The origin of petroleum is a long and complex story. So here is the short version. Starting about 3 billion years ago (See Photosynthesis Part I: Oxygen Gets All the Press) a microorganism called cyanobacteria evolved from its ancestors and was the first organism to perform photosynthesis. Cyanobaceteria and its descendants, including all green plants and algae, generated the oxygen which we breathe. The bacteria and algae from ancient lakes and oceans also used the energy from the sun to capture carbon dioxide from the air and convert into the hydrocarbon molecules. (The energy of the sunlight used in the process is now stored in the chemical bonds of the hydrocarbons storing it for later use). As the algae in the ancient oceans died it fell to the bottom and mixed with mud. As millions upon millions of years passed this algae-mud mixture was covered by additional sediment and sometimes was buried even more deeply through the movement of continental plates. 
 
As you go deeper into the earth the temperature increases and there is no free oxygen. (The lack of oxygen is important. If you heat a hydrocarbon near free oxygen, the hydrocarbon burns and creates smaller, less useful  molecules.)  As the hydrocarbons from the dead algae were heated in the oxygen-free ground they started to decompose and form new complex and useful chemical compounds. At shallower depths and lower temperatures they formed a waxy, non-useful substance called kerogen. At depths of about 1.5 to 2.5 miles, called the “Oil Window”, where temperatures range from 60-120 oC petroleum was formed through a process called pyrolysis. Below the Oil Window where the temperatures are even higher around 120-200 oC (the “Gas Window”) natural gas (methane, CH4) was formed.

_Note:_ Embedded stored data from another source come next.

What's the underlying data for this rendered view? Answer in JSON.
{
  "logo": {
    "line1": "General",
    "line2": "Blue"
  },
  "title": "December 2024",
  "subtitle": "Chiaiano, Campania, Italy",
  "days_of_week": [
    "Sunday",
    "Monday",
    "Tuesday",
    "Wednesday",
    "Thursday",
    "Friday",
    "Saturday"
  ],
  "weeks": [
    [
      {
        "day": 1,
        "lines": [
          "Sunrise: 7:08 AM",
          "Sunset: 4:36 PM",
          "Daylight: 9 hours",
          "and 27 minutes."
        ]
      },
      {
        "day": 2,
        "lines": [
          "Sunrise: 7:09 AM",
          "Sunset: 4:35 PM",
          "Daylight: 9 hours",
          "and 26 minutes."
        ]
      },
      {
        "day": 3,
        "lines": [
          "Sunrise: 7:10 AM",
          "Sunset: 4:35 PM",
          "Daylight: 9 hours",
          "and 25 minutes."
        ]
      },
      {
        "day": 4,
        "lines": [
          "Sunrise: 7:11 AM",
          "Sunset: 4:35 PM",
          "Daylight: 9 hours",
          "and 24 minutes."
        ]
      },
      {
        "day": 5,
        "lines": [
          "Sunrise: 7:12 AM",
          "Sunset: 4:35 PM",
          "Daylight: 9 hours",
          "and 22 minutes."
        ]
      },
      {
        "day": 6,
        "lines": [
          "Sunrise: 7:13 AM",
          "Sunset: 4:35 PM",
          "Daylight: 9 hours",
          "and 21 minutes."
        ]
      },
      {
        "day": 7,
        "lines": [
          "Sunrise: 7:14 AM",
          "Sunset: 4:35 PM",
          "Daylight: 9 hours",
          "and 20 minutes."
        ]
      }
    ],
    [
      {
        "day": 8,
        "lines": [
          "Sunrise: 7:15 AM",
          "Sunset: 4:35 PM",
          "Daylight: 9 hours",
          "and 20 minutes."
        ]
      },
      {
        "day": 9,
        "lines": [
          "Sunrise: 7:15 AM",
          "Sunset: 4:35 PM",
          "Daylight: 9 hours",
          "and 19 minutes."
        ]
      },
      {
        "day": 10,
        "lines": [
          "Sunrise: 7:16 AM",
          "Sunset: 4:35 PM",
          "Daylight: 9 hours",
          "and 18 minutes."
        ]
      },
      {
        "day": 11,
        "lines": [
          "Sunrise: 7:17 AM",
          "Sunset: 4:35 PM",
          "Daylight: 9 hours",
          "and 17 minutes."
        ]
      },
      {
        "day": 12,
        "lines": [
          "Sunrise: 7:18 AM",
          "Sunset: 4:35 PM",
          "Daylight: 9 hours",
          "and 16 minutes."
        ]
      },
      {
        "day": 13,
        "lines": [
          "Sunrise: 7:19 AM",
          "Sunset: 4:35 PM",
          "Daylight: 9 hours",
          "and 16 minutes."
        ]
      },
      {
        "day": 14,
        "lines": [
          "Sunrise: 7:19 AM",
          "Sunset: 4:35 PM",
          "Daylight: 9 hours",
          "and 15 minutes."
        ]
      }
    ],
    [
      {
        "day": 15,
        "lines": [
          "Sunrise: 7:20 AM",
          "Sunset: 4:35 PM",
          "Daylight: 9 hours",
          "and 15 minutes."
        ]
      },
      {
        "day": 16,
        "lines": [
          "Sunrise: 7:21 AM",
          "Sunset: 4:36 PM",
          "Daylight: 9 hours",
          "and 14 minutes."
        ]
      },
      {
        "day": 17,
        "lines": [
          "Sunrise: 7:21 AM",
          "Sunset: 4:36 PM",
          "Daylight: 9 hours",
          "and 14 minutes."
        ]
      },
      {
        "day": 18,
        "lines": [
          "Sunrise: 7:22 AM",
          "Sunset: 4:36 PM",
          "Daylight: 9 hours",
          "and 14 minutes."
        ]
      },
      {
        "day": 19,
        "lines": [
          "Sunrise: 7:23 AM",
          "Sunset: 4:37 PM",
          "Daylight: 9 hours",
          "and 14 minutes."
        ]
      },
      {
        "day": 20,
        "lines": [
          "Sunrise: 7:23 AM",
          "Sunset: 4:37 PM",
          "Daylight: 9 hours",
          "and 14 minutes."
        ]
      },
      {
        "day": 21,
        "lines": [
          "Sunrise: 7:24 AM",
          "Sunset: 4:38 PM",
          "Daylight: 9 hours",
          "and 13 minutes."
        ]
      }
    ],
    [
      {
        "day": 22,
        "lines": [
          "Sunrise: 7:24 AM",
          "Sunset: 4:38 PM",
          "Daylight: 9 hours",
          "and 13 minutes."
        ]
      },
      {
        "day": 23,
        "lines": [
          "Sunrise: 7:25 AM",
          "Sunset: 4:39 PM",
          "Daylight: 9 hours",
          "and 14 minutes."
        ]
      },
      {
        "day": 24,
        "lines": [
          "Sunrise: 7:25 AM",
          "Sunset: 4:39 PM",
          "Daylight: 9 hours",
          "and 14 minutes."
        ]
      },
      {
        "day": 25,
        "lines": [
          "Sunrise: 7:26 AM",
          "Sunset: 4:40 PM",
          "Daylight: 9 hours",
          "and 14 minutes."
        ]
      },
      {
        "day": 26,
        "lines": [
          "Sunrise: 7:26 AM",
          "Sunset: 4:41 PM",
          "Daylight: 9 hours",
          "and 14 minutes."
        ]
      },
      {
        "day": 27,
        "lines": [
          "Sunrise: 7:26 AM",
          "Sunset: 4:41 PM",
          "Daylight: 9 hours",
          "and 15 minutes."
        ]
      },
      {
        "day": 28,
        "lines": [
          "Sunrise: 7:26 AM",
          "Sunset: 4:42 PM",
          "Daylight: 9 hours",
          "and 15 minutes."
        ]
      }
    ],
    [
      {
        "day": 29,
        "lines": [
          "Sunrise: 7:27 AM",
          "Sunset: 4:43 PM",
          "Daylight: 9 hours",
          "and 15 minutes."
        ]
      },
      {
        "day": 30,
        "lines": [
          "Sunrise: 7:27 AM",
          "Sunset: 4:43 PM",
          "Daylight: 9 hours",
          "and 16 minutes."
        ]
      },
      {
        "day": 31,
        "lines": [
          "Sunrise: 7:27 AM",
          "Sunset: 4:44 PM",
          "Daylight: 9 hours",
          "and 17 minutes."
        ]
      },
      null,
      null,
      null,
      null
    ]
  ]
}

Since the oil and gas were smaller and lighter than the original molecules from the dead algae they started to migrate upward towards the earth’s surface. A pocket of gas and/or oil forms when after rising up through something permeable like sand stone, the oil encounters something impermeable like shale and stays there. These pockets of trapped oil and gas are what the oil companies around the world drill for. If the oil does not reach something impermeable it will migrate all the way to surface. People have been using this surface oil for things like asphalt and water proofing since Old Testament times.

I’ll devote the next blog entry in this series to Peak Oil theory, but here is a preview. For several hundred million years oil was slowly forming under the ground. Starting in the late 1800’s we began to extract the oil. As oil drilling technology improved and we learned the geology of the Oil Window, discovery and extraction (I dislike the use of the word “production” when describing the output of an oil well) of petroleum increased. Over time the easy-to-find oil had been extracted making it increasingly more difficult and expensive to locate a new gusher. Consequently the peak year for new oil field discovery was 1966 (the year I was born) and the rate of discovery of new oil fields has been steadily declining ever since. Given that the Oil Window is finite and we have been exploring it and drilling into it ceaselessly for over a century, talk of new finding new “elephant” wells becomes increasingly unrealistic. The best estimate is that approximately half of the world’s oil endowment has already been extracted, the easy half.   Step back and consider this for a moment. It took around 300 million years for the earth to produce petroleum and in nl about 100 years we have extracted and used half of it.)  Extracting the remaining half of the oil will become increasingly less efficient and eventually is will require more energy to remove it from the ground than the energy which can be produced from it. This will bring the end of the age of petroleum.